En avril 2019, le constructeur Kia lors d’une visite paraissant anodine « m’a fait savoir qu’il ne voulait plus de moi en me demandant de vendre, alors que tous les clignotants étaient pourtant au vert dans tous les critères avec cette marque. Ce n’était nullement prévu et je me suis alors aperçu qu’il ne suffisait pas d’être bon dans ce métier pour pouvoir durer. Je n’ai toujours pas com- pris cette décision sans le moindre ménagement. N’ayant pas voulu vendre au départ, j’ai été résilié. Cette grosse déception a été pour moi le début d’une remise en cause ».

Emmanuel Hacquart envisage alors l’avenir autrement.

Après avoir pensé reprendre une marque chinoise pour compenser la perte de Kia, il cède finalement ses trois autres concessions.

Il trouve un accord avec de gros groupes : Emil Frey France, leader européen de la distribution automobile, pour Volvo (une première pour l’acheteur) et Nissan ; Hess Automobile pour Opel qui est donc retourné à Prix-les-Mézières près de Peugeot. Une affaire pliée en l’espace de neuf mois. « Le temps d’un accouchement officiellement acté le 31 mars 2021 ».

En retraite, ce passionné de l’automobile a tourné la page en vendant son empire et en ne conservant dans son portefeuille que l’agence de location Hertz, l’un des plus anciens sites franchisés du loueur, et des biens immobiliers. « Finis les objectifs mensuels et le stress, je vais avoir plus de temps libre à utiliser », dit celui qui a été associé durant 20 ans avec son épouse, Aude, sa DRH.

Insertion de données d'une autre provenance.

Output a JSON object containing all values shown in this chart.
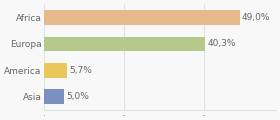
{
  "categories": [
    "Africa",
    "Europa",
    "America",
    "Asia"
  ],
  "values": [
    49.0,
    40.3,
    5.7,
    5.0
  ],
  "labels": [
    "49,0%",
    "40,3%",
    "5,7%",
    "5,0%"
  ],
  "bar_colors": [
    "#e8b98a",
    "#b5c98a",
    "#e8c85a",
    "#7b8fc0"
  ],
  "background_color": "#f8f8f8",
  "xlim": [
    0,
    58
  ],
  "bar_height": 0.55,
  "label_fontsize": 6.5,
  "ylabel_fontsize": 6.5,
  "grid_color": "#dddddd",
  "text_color": "#666666"
}
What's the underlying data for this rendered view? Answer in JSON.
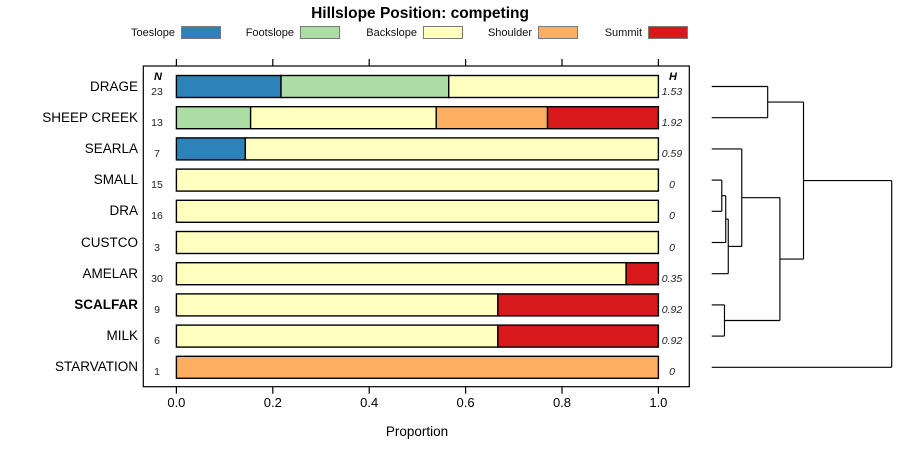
{
  "title": "Hillslope Position: competing",
  "columns": {
    "n_header": "N",
    "h_header": "H"
  },
  "x_axis": {
    "label": "Proportion",
    "ticks": [
      "0.0",
      "0.2",
      "0.4",
      "0.6",
      "0.8",
      "1.0"
    ],
    "tick_values": [
      0,
      0.2,
      0.4,
      0.6,
      0.8,
      1.0
    ]
  },
  "legend": [
    {
      "label": "Toeslope",
      "color": "#2b83ba"
    },
    {
      "label": "Footslope",
      "color": "#abdda4"
    },
    {
      "label": "Backslope",
      "color": "#ffffbf"
    },
    {
      "label": "Shoulder",
      "color": "#fdae61"
    },
    {
      "label": "Summit",
      "color": "#d7191c"
    }
  ],
  "chart_data": {
    "type": "bar",
    "stacked": true,
    "orientation": "horizontal",
    "title": "Hillslope Position: competing",
    "xlabel": "Proportion",
    "xlim": [
      0,
      1
    ],
    "grid": false,
    "legend_position": "top",
    "categories": [
      "Toeslope",
      "Footslope",
      "Backslope",
      "Shoulder",
      "Summit"
    ],
    "colors": {
      "Toeslope": "#2b83ba",
      "Footslope": "#abdda4",
      "Backslope": "#ffffbf",
      "Shoulder": "#fdae61",
      "Summit": "#d7191c"
    },
    "rows": [
      {
        "label": "DRAGE",
        "n": 23,
        "h": "1.53",
        "bold": false,
        "segments": [
          {
            "category": "Toeslope",
            "value": 0.217
          },
          {
            "category": "Footslope",
            "value": 0.348
          },
          {
            "category": "Backslope",
            "value": 0.435
          }
        ]
      },
      {
        "label": "SHEEP CREEK",
        "n": 13,
        "h": "1.92",
        "bold": false,
        "segments": [
          {
            "category": "Footslope",
            "value": 0.154
          },
          {
            "category": "Backslope",
            "value": 0.385
          },
          {
            "category": "Shoulder",
            "value": 0.231
          },
          {
            "category": "Summit",
            "value": 0.23
          }
        ]
      },
      {
        "label": "SEARLA",
        "n": 7,
        "h": "0.59",
        "bold": false,
        "segments": [
          {
            "category": "Toeslope",
            "value": 0.143
          },
          {
            "category": "Backslope",
            "value": 0.857
          }
        ]
      },
      {
        "label": "SMALL",
        "n": 15,
        "h": "0",
        "bold": false,
        "segments": [
          {
            "category": "Backslope",
            "value": 1.0
          }
        ]
      },
      {
        "label": "DRA",
        "n": 16,
        "h": "0",
        "bold": false,
        "segments": [
          {
            "category": "Backslope",
            "value": 1.0
          }
        ]
      },
      {
        "label": "CUSTCO",
        "n": 3,
        "h": "0",
        "bold": false,
        "segments": [
          {
            "category": "Backslope",
            "value": 1.0
          }
        ]
      },
      {
        "label": "AMELAR",
        "n": 30,
        "h": "0.35",
        "bold": false,
        "segments": [
          {
            "category": "Backslope",
            "value": 0.933
          },
          {
            "category": "Summit",
            "value": 0.067
          }
        ]
      },
      {
        "label": "SCALFAR",
        "n": 9,
        "h": "0.92",
        "bold": true,
        "segments": [
          {
            "category": "Backslope",
            "value": 0.667
          },
          {
            "category": "Summit",
            "value": 0.333
          }
        ]
      },
      {
        "label": "MILK",
        "n": 6,
        "h": "0.92",
        "bold": false,
        "segments": [
          {
            "category": "Backslope",
            "value": 0.667
          },
          {
            "category": "Summit",
            "value": 0.333
          }
        ]
      },
      {
        "label": "STARVATION",
        "n": 1,
        "h": "0",
        "bold": false,
        "segments": [
          {
            "category": "Shoulder",
            "value": 1.0
          }
        ]
      }
    ],
    "dendrogram": {
      "leaves": [
        "DRAGE",
        "SHEEP CREEK",
        "SEARLA",
        "SMALL",
        "DRA",
        "CUSTCO",
        "AMELAR",
        "SCALFAR",
        "MILK",
        "STARVATION"
      ],
      "merges": [
        {
          "id": "m1",
          "children": [
            "SMALL",
            "DRA"
          ],
          "height": 0.056
        },
        {
          "id": "m2",
          "children": [
            "SCALFAR",
            "MILK"
          ],
          "height": 0.071
        },
        {
          "id": "m3",
          "children": [
            "m1",
            "CUSTCO"
          ],
          "height": 0.078
        },
        {
          "id": "m4",
          "children": [
            "m3",
            "AMELAR"
          ],
          "height": 0.092
        },
        {
          "id": "m5",
          "children": [
            "SEARLA",
            "m4"
          ],
          "height": 0.167
        },
        {
          "id": "m6",
          "children": [
            "DRAGE",
            "SHEEP CREEK"
          ],
          "height": 0.311
        },
        {
          "id": "m7",
          "children": [
            "m5",
            "m2"
          ],
          "height": 0.379
        },
        {
          "id": "m8",
          "children": [
            "m6",
            "m7"
          ],
          "height": 0.51
        },
        {
          "id": "m9",
          "children": [
            "m8",
            "STARVATION"
          ],
          "height": 1.0
        }
      ]
    }
  }
}
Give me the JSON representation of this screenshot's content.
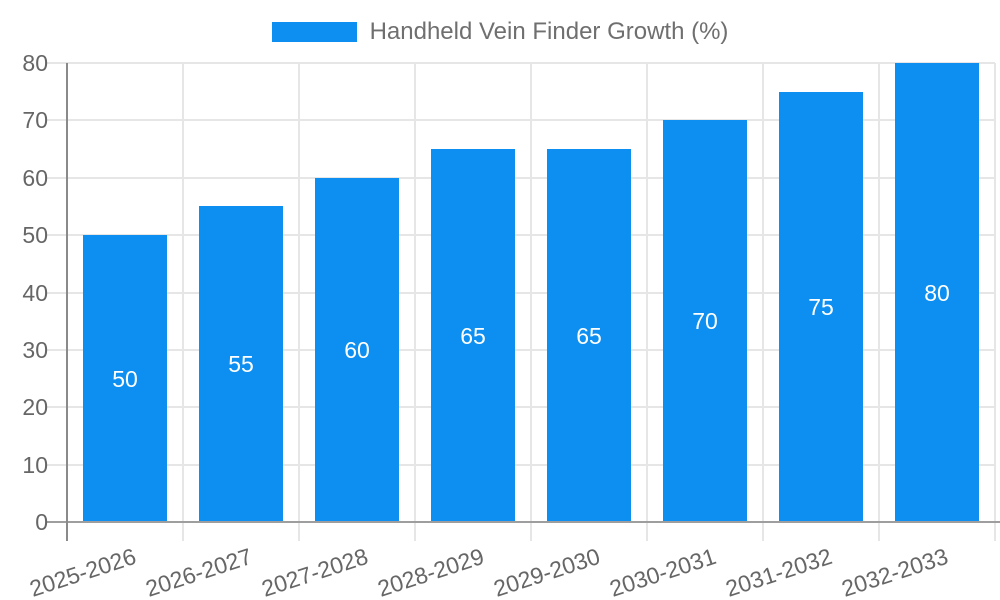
{
  "legend": {
    "swatch_icon": "series-color-swatch",
    "label": "Handheld Vein Finder Growth (%)"
  },
  "chart_data": {
    "type": "bar",
    "title": "Handheld Vein Finder Growth (%)",
    "categories": [
      "2025-2026",
      "2026-2027",
      "2027-2028",
      "2028-2029",
      "2029-2030",
      "2030-2031",
      "2031-2032",
      "2032-2033"
    ],
    "values": [
      50,
      55,
      60,
      65,
      65,
      70,
      75,
      80
    ],
    "value_labels": [
      "50",
      "55",
      "60",
      "65",
      "65",
      "70",
      "75",
      "80"
    ],
    "xlabel": "",
    "ylabel": "",
    "ylim": [
      0,
      80
    ],
    "yticks": [
      0,
      10,
      20,
      30,
      40,
      50,
      60,
      70,
      80
    ],
    "grid": true,
    "legend_position": "top",
    "x_label_rotation_deg": -18
  },
  "colors": {
    "bar": "#0d8ff2",
    "grid": "#e6e6e6",
    "x_axis": "#9e9e9e",
    "y_axis": "#8a8a8a",
    "tick_label": "#666666",
    "legend_label": "#6f6f6f",
    "value_label": "#ffffff",
    "background": "#ffffff"
  }
}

Définitivement rangé des voitures, il entend outre la lecture, la marche et la transmission de son expérience à de jeunes entrepreneurs vivre au plus près de ses quatre enfants et huit petits enfants. Tout en se consacrant à l’hôtel 4 étoiles « La ferme de la Huppe » racheté en 2018 sur un coup de cœur à Gordes dans le Lubéron et tenu depuis par sa fille et son gendre.

Parcours

1959 Né le 1er janvier à Boulogne-Billancourt « sous le losange Renault ».
1982 Arrivée dans les Ardennes le 1er février.
1995 Devient officiellement le président du groupe Hacquart le 1er juin.
2016 Le 30 juin, il vend ses concessions Renault à Antoine Guillou.
2021 Il cède le 31 mars les concessions Nissan, Opel et Volvo.